Neighborhood oasis gets a facelift

A local treasure is getting a facelift.

For two weeks in early December, Chollas Lake was closed to the public while City crews worked, spreading truck loads of gravel. The trail around the lake is a point-eight mile loop, popular among visitors, walkers and nature lovers. Crews were taking steps to prevent erosion during the coming El Niño rains.

“We’re covering the trail around the lake with road base, or gravel, to create a better walking environment for our users,” said Brian Anthony of the City’s Park and Recreation Department.

Another task? Removing dead trees; some of which date back to the early days of the park space in 1905.

“As you can see, we are in a wonderful old-growth Eucalyptus grove around the lake. It’s a wonderful place to walk; it’s shady,” said Anthony. “But unfortunately the tress do have a life span.”

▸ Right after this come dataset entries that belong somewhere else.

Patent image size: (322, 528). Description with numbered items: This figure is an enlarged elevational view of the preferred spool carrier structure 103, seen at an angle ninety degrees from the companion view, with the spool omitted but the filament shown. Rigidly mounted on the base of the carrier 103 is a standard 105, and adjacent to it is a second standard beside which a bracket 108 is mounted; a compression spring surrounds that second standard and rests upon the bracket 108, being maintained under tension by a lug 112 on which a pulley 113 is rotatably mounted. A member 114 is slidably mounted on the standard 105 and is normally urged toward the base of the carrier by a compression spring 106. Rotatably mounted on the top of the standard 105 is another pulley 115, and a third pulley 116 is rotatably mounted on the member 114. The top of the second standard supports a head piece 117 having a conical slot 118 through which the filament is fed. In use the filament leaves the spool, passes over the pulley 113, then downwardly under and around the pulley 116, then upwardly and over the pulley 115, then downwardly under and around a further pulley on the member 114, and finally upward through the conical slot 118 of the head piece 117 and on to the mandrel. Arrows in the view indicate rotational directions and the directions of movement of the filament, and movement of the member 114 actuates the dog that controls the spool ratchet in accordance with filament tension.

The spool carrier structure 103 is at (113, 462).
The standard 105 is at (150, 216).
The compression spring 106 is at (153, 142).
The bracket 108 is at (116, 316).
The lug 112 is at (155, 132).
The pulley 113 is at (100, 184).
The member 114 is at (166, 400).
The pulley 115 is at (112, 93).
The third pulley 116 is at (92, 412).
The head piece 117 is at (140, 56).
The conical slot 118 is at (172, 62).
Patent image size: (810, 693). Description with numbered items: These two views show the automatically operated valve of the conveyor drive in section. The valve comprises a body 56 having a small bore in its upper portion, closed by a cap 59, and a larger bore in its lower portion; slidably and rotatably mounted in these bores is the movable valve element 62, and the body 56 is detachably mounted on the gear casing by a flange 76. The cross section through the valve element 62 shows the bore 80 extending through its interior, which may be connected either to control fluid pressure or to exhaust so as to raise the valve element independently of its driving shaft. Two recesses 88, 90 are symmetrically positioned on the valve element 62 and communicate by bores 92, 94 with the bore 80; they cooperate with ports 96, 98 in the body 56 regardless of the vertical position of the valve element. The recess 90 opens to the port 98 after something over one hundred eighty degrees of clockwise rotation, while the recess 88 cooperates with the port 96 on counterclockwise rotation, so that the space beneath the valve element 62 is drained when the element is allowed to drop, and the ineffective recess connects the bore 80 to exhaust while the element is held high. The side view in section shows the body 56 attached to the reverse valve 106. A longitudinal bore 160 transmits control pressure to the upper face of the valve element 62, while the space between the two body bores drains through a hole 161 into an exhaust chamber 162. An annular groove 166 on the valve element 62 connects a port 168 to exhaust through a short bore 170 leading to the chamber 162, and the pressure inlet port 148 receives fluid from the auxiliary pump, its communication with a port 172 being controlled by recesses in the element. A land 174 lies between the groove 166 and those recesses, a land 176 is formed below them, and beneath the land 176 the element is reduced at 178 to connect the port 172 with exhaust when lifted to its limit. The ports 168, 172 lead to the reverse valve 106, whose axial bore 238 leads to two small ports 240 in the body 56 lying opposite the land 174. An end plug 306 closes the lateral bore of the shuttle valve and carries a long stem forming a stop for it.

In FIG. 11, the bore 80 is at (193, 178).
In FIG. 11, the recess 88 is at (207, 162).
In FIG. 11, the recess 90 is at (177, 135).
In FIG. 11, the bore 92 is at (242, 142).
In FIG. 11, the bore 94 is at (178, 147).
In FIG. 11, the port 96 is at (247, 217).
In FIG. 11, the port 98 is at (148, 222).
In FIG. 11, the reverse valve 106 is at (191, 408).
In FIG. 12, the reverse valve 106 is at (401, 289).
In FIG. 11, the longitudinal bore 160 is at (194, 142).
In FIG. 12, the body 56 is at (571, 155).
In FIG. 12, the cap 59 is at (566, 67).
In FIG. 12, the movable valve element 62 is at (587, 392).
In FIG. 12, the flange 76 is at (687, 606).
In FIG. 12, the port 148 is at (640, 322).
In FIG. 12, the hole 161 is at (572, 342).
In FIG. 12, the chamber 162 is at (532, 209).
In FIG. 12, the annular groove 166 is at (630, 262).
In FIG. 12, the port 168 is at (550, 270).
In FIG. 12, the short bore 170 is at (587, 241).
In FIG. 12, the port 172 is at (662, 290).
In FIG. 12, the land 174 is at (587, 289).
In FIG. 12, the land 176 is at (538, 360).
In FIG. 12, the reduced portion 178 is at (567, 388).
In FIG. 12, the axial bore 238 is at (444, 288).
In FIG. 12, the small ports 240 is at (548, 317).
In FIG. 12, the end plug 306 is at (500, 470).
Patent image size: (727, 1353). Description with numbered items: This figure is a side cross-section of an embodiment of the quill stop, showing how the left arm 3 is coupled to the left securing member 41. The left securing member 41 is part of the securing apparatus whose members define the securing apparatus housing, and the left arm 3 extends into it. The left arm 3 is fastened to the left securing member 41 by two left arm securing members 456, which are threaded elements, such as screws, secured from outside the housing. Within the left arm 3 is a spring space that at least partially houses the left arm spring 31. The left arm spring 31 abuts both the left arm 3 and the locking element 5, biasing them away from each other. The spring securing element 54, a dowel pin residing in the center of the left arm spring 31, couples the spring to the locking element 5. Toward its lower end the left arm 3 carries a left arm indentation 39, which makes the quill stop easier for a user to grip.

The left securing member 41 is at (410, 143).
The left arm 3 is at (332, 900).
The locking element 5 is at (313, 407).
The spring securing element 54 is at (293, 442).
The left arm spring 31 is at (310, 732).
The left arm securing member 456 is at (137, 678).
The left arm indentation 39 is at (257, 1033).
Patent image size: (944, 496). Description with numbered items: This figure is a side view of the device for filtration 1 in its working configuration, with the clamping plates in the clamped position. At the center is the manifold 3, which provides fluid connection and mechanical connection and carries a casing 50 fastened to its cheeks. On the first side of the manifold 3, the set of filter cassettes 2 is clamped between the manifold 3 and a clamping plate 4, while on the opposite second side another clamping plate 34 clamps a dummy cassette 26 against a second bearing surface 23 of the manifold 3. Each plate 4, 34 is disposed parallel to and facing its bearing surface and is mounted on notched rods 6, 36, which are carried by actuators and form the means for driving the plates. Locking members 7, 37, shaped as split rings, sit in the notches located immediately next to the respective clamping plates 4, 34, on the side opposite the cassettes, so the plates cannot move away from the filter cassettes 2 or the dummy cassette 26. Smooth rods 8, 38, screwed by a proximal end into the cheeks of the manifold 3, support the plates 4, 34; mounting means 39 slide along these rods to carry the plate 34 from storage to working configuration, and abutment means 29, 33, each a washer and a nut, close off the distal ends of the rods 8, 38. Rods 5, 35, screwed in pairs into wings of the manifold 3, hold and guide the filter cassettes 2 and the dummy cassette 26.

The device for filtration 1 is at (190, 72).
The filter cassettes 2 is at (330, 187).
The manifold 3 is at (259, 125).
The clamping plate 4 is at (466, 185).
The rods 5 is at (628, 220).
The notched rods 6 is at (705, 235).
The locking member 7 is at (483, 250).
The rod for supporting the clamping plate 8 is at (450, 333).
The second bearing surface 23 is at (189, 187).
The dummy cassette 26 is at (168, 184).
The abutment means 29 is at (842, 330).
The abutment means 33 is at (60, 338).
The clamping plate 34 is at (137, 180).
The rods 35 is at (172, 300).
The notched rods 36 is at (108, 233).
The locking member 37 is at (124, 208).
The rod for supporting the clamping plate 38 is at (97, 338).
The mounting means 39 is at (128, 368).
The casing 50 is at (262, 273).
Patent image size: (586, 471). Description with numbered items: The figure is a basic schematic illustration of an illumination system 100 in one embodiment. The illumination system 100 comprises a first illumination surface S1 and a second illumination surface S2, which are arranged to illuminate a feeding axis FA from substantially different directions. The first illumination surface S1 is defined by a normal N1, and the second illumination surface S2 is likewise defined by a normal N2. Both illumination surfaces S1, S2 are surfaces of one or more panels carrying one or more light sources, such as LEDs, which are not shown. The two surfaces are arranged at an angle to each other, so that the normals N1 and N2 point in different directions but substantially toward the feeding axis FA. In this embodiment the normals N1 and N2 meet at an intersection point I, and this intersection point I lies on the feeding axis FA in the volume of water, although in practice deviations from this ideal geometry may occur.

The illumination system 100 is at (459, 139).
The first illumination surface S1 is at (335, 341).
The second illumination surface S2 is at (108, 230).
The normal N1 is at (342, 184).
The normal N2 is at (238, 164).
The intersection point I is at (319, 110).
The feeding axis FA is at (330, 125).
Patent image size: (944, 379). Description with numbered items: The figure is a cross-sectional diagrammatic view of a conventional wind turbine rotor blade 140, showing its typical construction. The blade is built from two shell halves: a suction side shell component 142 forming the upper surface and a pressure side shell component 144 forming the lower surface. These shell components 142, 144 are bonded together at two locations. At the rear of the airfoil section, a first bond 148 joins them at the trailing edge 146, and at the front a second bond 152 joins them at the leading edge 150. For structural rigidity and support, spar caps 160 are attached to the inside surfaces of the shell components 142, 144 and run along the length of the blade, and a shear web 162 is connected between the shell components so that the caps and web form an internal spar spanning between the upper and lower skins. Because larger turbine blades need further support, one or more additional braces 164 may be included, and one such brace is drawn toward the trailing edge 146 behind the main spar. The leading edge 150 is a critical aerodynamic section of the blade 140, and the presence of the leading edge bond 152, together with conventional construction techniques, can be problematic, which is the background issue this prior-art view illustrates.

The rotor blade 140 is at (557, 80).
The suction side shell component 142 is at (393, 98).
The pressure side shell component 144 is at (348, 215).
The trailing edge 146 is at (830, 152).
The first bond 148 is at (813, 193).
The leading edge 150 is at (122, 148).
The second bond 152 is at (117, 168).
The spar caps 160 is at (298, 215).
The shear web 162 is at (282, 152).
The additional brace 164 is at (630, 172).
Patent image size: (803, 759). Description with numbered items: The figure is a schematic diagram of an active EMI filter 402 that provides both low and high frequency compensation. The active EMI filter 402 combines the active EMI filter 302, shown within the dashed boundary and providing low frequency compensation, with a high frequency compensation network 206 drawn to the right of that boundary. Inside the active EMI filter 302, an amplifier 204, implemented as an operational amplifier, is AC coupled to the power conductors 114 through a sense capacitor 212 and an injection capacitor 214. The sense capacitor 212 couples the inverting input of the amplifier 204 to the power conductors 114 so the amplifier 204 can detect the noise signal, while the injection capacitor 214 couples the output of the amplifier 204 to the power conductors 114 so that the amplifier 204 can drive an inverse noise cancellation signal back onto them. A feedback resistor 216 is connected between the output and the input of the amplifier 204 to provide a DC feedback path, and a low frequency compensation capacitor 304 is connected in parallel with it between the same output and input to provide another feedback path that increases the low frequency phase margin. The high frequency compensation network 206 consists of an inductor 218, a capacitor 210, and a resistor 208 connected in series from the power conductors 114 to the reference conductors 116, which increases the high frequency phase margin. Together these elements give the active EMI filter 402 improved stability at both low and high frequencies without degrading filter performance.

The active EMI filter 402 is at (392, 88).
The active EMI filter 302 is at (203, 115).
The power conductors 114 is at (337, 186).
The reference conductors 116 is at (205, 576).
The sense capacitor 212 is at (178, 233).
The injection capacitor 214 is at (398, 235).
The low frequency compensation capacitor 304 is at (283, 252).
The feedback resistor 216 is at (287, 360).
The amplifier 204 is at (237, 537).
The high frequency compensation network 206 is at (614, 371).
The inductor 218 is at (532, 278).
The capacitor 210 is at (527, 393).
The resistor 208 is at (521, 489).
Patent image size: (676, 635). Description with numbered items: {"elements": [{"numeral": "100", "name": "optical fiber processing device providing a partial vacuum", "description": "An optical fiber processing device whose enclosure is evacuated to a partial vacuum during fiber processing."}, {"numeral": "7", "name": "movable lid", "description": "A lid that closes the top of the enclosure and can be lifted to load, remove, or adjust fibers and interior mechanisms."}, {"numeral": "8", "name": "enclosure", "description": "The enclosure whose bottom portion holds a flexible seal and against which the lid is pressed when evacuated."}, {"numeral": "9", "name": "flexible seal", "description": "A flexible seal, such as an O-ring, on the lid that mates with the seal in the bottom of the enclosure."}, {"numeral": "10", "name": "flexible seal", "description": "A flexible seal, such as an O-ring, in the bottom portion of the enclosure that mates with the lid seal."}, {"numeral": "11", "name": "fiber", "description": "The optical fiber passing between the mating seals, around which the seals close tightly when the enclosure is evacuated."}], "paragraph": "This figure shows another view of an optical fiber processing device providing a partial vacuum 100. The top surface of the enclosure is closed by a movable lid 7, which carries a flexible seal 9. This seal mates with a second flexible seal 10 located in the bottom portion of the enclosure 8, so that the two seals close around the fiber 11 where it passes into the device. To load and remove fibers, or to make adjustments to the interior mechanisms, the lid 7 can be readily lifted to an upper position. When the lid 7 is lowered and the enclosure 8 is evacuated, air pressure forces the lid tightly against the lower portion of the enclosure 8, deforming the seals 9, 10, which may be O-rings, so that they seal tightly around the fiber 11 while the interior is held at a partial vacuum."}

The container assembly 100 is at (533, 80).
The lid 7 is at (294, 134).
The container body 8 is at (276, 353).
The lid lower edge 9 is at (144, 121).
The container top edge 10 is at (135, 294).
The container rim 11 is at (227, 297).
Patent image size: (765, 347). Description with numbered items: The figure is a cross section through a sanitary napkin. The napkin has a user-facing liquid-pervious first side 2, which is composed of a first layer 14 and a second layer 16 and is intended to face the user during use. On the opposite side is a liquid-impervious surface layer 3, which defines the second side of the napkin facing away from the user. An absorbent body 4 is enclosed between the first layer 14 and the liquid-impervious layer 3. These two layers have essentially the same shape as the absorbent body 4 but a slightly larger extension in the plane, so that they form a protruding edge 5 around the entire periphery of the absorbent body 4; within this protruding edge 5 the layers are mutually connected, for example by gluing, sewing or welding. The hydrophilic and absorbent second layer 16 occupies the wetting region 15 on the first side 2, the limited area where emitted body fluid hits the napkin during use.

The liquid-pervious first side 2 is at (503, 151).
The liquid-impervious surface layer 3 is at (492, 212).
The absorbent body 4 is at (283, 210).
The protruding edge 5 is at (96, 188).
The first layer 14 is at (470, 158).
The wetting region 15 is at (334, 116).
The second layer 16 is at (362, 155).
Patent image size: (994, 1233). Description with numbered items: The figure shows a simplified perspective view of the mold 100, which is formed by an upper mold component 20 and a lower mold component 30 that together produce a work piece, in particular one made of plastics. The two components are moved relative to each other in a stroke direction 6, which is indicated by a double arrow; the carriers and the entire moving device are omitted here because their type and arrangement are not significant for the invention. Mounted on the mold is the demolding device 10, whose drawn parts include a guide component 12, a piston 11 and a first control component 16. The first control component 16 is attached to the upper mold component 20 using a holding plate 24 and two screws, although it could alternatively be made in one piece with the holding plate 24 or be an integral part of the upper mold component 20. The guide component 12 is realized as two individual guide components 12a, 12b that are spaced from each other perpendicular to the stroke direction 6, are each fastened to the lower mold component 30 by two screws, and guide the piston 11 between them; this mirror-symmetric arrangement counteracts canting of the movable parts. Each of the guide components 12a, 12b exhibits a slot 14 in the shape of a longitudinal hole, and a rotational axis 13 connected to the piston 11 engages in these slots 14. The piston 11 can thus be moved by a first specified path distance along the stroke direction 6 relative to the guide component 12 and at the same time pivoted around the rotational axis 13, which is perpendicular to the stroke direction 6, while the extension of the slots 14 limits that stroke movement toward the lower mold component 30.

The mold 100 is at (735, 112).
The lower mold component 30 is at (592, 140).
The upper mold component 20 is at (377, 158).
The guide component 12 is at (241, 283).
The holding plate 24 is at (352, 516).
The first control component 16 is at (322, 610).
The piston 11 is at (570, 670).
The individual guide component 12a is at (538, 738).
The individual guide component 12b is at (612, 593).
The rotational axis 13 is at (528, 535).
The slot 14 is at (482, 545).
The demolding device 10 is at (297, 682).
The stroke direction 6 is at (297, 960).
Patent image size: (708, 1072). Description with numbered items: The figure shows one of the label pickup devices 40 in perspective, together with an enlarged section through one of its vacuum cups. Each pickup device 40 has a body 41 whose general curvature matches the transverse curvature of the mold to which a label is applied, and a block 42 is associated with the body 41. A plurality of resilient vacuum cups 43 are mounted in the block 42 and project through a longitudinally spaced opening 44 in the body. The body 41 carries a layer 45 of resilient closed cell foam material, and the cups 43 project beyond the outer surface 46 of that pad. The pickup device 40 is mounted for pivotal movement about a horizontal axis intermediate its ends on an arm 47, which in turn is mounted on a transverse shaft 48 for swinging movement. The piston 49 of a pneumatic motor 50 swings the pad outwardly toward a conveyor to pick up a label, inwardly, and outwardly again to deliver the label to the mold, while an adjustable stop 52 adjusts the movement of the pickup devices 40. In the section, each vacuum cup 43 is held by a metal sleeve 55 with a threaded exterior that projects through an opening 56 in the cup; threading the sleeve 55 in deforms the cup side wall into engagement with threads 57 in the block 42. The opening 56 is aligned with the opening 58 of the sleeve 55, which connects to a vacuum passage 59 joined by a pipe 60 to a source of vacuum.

He estimates that six fully grown trees have fallen in the past year, causing a potential danger to visitors.

It’s not just City staff hard at work. Community volunteers frequently help with maintenance across the 145 acres of Chollas Lake Park. The lake is stocked with bass, trout, and catfish, making it a popular spot for kids who want to learn how to fish. The fishing age is 15 years old and younger. Plans are also underway to replace or repair playground equipment and even resurrect a once-popular day camp.

Park Rangers describe the lake as an oasis within the bustling residential community of Oak Park.

“[Here] you’re able to enjoy the nature, the environment, see the birds,” said Park Ranger Ramon Duenas.

On Saturday, Dec. 12, the public was invited to a holiday celebration for the re-opening of Chollas Lake.